Are coordinate projections in the Skorokhod space continuous?

Question

I was wondering whether coordinate projections in the Skorokhod space $D[0,1]$ are actually continuous (and, if so, how can this be proven)?

many thanks for any comments/ideas.

cheers!

Answer 1

If $\pi_x: D[0,1]\to \Bbb R$ is the projection map sending $f$ to $f(x)$, then it is continuous everywhere if $x=0$ or $x=1$. If $0<x<1$, it is continuous at $f$ if $f$ is continuous at $x$ but discontinuous at $f$ if $f$ is discontinuous at $x$.

Proof: The Skorokhod topology can be defined by the metric $$ d(f,g):=\inf_\lambda \max(||\lambda-I||_\infty, ||f-g\circ \lambda||_\infty) $$ where $I$ is the identity on $[0,1]$ and the infimum is over all strictly increasing bijective functions $\lambda$ from $[0,1]$ to itself. All such functions $\lambda$ send $0$ to $0$ and $1$ to $1$. Therefore, $$ d(f,g)\ge \max(|f(0)-g(0)|,|f(1)-g(1)|), $$ so $\pi_0$ and $\pi_1$ are continuous.

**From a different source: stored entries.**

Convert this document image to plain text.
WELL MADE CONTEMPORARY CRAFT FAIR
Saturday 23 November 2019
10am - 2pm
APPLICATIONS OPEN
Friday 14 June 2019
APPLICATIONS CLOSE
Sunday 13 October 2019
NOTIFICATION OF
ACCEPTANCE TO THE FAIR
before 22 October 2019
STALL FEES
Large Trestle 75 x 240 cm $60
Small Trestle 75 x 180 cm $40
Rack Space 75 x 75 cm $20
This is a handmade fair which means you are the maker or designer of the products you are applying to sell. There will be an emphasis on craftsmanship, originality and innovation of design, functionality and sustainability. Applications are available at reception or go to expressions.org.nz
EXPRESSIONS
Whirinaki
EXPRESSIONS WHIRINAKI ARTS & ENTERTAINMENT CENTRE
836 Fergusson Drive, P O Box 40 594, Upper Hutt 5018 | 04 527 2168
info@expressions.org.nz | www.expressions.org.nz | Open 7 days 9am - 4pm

If $0<x<1$ and $f$ is continuous at $x$, then continuity of $f$ implies that, for all $\epsilon>0$, we can find $\delta>0$ such that $|f(y)-f(x)|<\epsilon$ whenever $|y-x|<\delta$. Then, if $d(g,f)<\min(\delta,\epsilon)$, there must be some $\lambda$ such that $$|\lambda(x)-x|<\delta,\ \ |g(x)-f(\lambda(x))|<\epsilon.$$ Setting $y:=\lambda(x)$, it follows that $|g(x)-f(x)|<2\epsilon$ whenever $d(g,f)<\min(\delta,\epsilon)$, so $\pi_x$ is continuous at $f$.

If $0<x<1$ and $f$ is discontinuous at $x$, then since $f$ is càdlàg, it must have a jump discontinuity at $x$: $$\lim_{t\to x^{-}} f(t)\ne f(x).$$ Then, let $f_\epsilon$ be the shifted version of $f$ defined by $$f_\epsilon(t):=\left\{\begin{array}{ll} f(0), & t\le \epsilon,\\ f(t-\epsilon), & \rm otherwise.\end{array}\right.$$

Using the fact that $f$ is right-continuous at $0$, you can prove that $$d(f_\epsilon,f)\le \epsilon,$$ so, in the Skorokhod topology, $$\lim_{\epsilon\to 0^+} f_\epsilon=f,$$ but $$\lim_{\epsilon\to 0^+} \pi_x(f_\epsilon)= \lim_{\epsilon\to 0^+} f_\epsilon(x)=\lim_{t\to x^-} f(t)\ne \pi_x(f)=f(x). $$ Therefore, $\pi_x$ is discontinuous at $f$.